Ma fermiamoci a ragionare per un istante su quella che a me pare un’inerzia linguistica, prima ancora che concettuale. Se il “canone petrarchista” funziona nel modo che ho sinteticamente descritto, se cioè si tratta di un “codice” condiviso dagli alfabetizzati cinquecenteschi e da loro utilizzato per la comunicazione poetica (ciascuno poi col suo tono e la sua inclinazione), si potrà parlare anche di un “canone del petrarchismo”? L’inerzia, a mio avviso, consiste proprio nella tendenza ad applicare un termine già ambiguo a necessità diverse, mentre invece occorrerebbe distinguere tre accezioni di “canone”:

  1. a) canone inteso come modello (anche ricostruito a posteriori) che orienta una pratica (accezione estetica, di tipo storico-formale);
  2. b) canone inteso come insieme dei migliori risultati all’interno di una certa esperienza letteraria (accezione didattica, di tipo nomenclatorio);
  3. c) canone come “novero”, ossia come individui che condividono una serie di tratti formali e tematici caratteristici di una certa esperienza letteraria (accezione ingenua, di tipo descrittivo).
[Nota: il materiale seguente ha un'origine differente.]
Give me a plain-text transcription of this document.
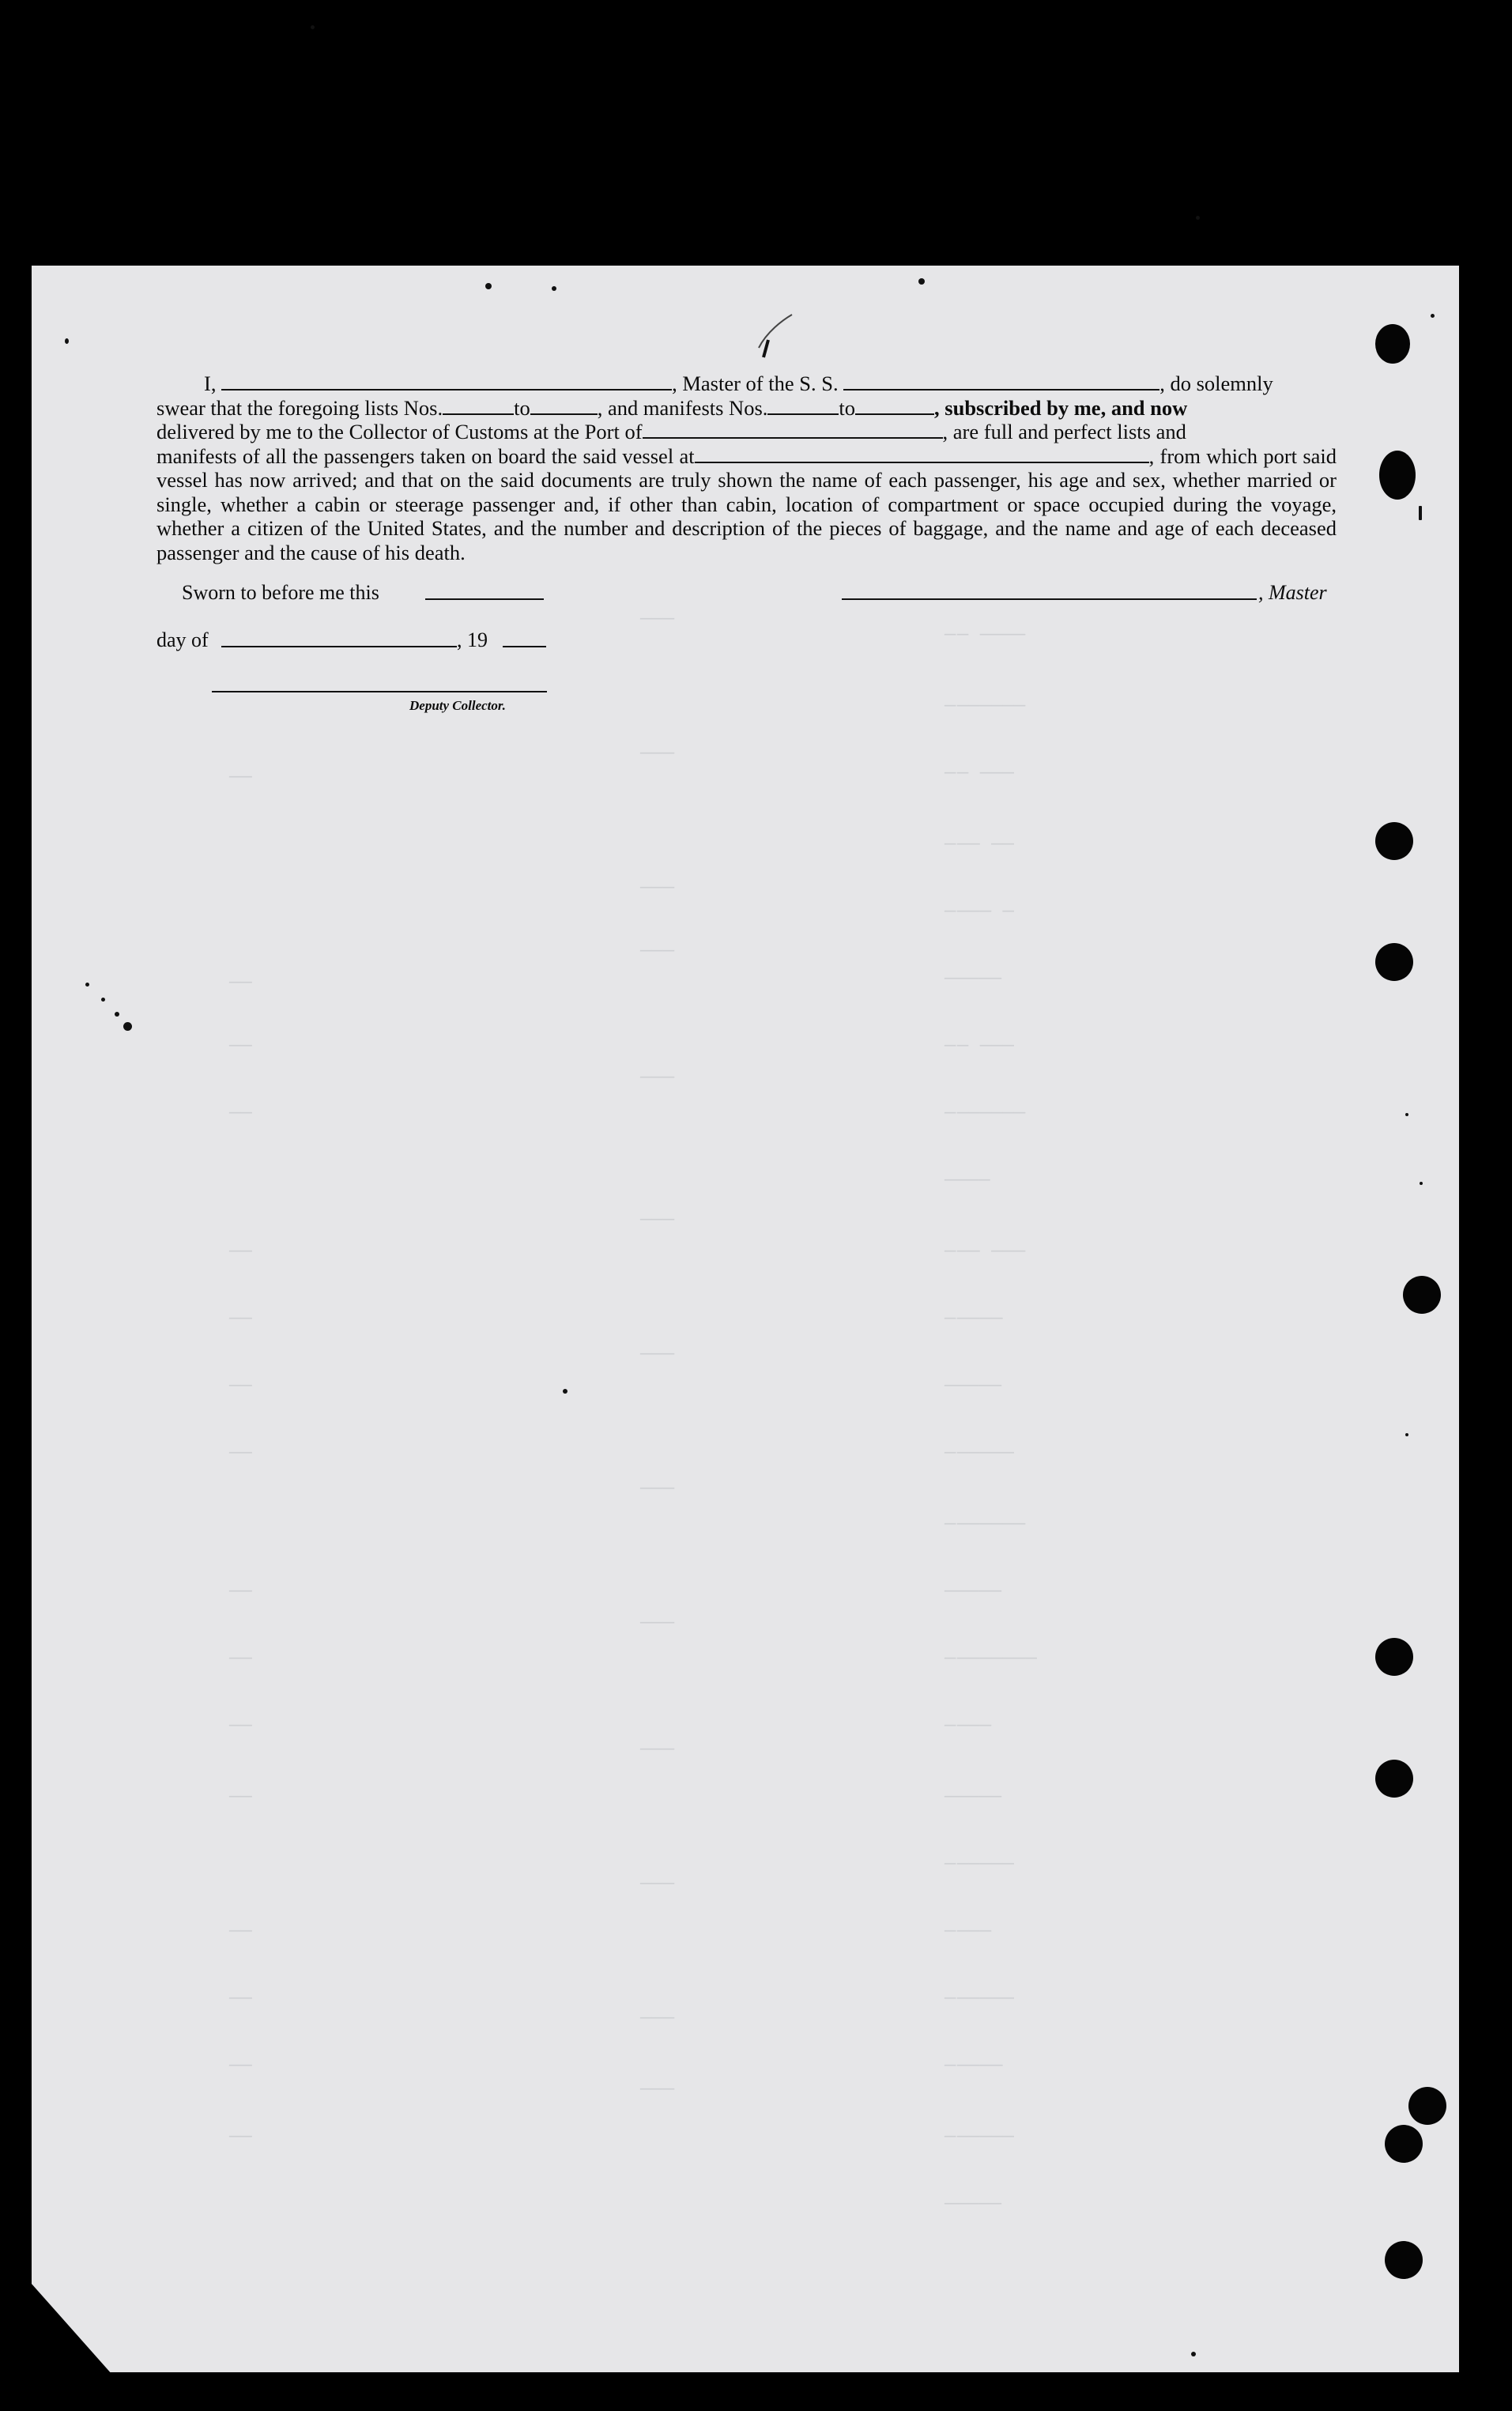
— — ————
— ——————
— — ———
— —— ——
— ——— —
—————
— — ———
— ——————
————
— —— ———
— ————
—————
— —————
— ——————
—————
— ———————
— ———
—————
— —————
— ———
— —————
— ————
— —————
—————
———
———
———
———
———
———
———
———
———
———
———
———
———
——
——
——
——
——
——
——
——
——
——
——
——
——
——
——
——
I,	, Master of the S. S.	, do solemnly
swear that the foregoing lists Nos.	to	, and manifests Nos.	to	, subscribed by me, and now
delivered by me to the Collector of Customs at the Port of	, are full and perfect lists and
manifests of all the passengers taken on board the said vessel at	, from which port said vessel has now arrived; and that on the said documents are truly shown the name of each passenger, his age and sex, whether married or single, whether a cabin or steerage passenger and, if other than cabin, location of compartment or space occupied during the voyage, whether a citizen of the United States, and the number and description of the pieces of baggage, and the name and age of each deceased passenger and the cause of his death.
Sworn to before me this	, Master
day of	, 19
Deputy Collector.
Il discorso che qui sto proponendo esclude recisamente l’accezione “c”, in quanto priva di ogni utilità interpretativa. Più problematica l’accezione “b”, che presenta il vantaggio di introdurre il concetto di valore all’interno di una produzione omogenea. Ma il “valore” è a sua volta una categoria storica, sicché quel che un’antologia odierna può considerare tra i vertici del petrarchismo potrebbe essere risultato indifferente ai contemporanei […]. L’accezione “a” mostra invece una maggiore potenza euristica, giacché consente di individuare come il contemporaneo costruisca il suo sistema di riferimenti e dunque di valori, proponendolo esplicitamente nella forma di un’esemplarità accoppiata a una forza modellizzante: che è quanto dire un’esemplarità replicabile.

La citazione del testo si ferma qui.